Ad aprire il momento di informazione Federica Carletti, coordinatore cittadino FDI di Carpi: “E’ un grande momento di consapevolezza. Il confronto con i cittadini è sempre un momento fondamentale per la politica e siamo orgogliosi di poter informare i carpigiani con relatori di altissimo livello”.

“La riforma vuole liberare la giustizia da un serie di inefficienze che, negli anni, ne hanno minato radicalmente il suo funzionamento, garantendo quindi un giusto processo e il diritto di difesa dei cittadini. Se la giustizia non è efficiente e meritocratica ci rimettono tutti i cittadini, per questo la riforma non è contro qualcuno, ma a favore di tutti. Negli anni, il CSM è stato fortemente condizionato dal sistema delle cosiddette ‘correnti’, gruppi politici interni alla magistratura che hanno finito per esercitare un’influenza significativa nella gestione degli incarichi e delle nomine. Coerentemente con la separazione delle carriere, vengono istituiti due distinti Consigli Superiori: uno competente per i giudici e l’altro per i pubblici ministeri, entrambi presieduti dal Presidente della Repubblica.”, ha spiegato il senatore Barcaiuolo.

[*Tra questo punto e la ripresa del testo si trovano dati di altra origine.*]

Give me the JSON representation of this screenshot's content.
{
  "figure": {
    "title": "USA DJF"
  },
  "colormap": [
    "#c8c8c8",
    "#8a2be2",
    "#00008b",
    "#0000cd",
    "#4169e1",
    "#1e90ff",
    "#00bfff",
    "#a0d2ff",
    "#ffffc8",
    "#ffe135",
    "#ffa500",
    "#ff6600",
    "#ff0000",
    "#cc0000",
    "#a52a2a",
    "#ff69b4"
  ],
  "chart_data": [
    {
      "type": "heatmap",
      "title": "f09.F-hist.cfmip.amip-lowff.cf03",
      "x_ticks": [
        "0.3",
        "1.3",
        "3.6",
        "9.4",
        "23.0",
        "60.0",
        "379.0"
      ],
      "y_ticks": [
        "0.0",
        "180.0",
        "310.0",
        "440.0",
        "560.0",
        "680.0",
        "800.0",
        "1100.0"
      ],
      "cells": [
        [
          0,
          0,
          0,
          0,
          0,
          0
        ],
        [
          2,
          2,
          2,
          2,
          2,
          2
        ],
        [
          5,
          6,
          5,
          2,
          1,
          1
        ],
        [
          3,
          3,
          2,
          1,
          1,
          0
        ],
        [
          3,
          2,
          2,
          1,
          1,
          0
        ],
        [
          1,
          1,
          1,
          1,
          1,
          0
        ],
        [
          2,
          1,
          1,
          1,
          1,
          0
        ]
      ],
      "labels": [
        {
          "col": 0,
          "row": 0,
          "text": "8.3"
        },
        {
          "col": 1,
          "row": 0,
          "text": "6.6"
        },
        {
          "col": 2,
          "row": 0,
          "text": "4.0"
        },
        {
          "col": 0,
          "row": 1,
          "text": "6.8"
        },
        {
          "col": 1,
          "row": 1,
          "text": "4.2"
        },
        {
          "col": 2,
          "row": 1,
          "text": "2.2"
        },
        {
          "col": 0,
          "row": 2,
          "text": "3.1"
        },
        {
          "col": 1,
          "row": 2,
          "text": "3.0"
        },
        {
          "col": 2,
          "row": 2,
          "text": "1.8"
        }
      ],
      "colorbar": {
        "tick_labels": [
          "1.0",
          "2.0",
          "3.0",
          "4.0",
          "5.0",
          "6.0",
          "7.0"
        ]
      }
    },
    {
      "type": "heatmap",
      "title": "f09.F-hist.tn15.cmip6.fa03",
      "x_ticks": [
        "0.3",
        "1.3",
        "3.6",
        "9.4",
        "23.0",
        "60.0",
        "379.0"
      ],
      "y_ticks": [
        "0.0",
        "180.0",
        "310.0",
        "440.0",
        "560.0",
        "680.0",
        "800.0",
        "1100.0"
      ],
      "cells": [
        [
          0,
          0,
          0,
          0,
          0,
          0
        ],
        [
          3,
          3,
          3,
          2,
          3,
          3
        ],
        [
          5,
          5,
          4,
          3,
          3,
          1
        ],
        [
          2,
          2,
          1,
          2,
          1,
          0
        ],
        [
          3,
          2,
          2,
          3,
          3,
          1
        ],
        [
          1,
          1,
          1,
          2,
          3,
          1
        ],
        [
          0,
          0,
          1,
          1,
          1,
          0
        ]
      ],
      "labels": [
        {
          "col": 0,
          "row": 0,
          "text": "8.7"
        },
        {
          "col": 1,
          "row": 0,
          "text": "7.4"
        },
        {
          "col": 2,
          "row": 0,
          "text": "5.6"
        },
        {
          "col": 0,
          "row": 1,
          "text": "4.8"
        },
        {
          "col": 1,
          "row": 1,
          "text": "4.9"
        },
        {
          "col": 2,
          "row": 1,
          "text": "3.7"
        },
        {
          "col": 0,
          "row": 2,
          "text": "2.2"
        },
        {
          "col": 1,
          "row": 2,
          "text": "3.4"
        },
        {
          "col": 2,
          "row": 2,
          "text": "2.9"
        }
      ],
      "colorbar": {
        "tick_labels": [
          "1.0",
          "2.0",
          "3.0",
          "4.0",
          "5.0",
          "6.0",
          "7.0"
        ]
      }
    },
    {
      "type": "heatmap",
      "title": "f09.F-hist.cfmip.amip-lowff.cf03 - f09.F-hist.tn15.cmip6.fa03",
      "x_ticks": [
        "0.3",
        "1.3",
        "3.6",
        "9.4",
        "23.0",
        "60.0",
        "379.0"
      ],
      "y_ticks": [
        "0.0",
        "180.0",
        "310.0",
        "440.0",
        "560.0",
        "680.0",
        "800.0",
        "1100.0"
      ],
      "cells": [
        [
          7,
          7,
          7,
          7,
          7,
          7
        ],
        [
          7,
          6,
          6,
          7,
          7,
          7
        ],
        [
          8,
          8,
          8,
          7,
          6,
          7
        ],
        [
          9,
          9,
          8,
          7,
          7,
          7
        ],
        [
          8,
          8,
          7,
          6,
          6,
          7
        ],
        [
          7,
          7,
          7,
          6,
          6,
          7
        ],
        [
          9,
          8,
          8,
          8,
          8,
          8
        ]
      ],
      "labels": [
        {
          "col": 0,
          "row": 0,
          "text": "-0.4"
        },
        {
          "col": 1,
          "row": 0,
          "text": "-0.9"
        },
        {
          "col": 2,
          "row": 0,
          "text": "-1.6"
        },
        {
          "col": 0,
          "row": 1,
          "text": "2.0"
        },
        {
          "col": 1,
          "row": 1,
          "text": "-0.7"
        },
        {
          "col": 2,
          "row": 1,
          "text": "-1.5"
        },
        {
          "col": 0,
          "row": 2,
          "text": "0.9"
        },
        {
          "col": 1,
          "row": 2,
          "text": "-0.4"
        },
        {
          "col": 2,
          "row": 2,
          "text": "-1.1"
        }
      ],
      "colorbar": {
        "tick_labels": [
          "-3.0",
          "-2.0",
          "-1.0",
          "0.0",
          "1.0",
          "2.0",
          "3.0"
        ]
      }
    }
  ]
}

Il senatore Balboni ha aggiunto: “La riforma prevede anche l’istituzione di un’Alta Corte disciplinare, che subentrerà al CSM nella valutazione sugli eventuali procedimenti disciplinari dei magistrati. La sua composizione sarà definita in modo da assicurare autonomia e imparzialità nelle decisioni, sottraendo tale funzione alle dinamiche correntizie e rafforzando il principio di responsabilità perché anche i magistrati devono pagare le conseguenze dei propri errori”.

La moderatrice, consigliere regionale Annalisa Arletti, ha chiosato: “Votare Sì è un atto di responsabilità verso il Paese e verso le future generazioni. Deve essere chiaro che il messaggio che vuol far passare la sinistra, secondo il quale votare No è modo per indebolire il Governo Meloni, non fa il bene dei cittadini. Qui non si tratta di votare a favore o contro il Governo, ma di decidere razionalmente e senza ideologie le sorti del nostro Paese. L’Italia ha bisogno di una giustizia libera dalla politica, in cui chi sbaglia deve pagare per i propri errori”.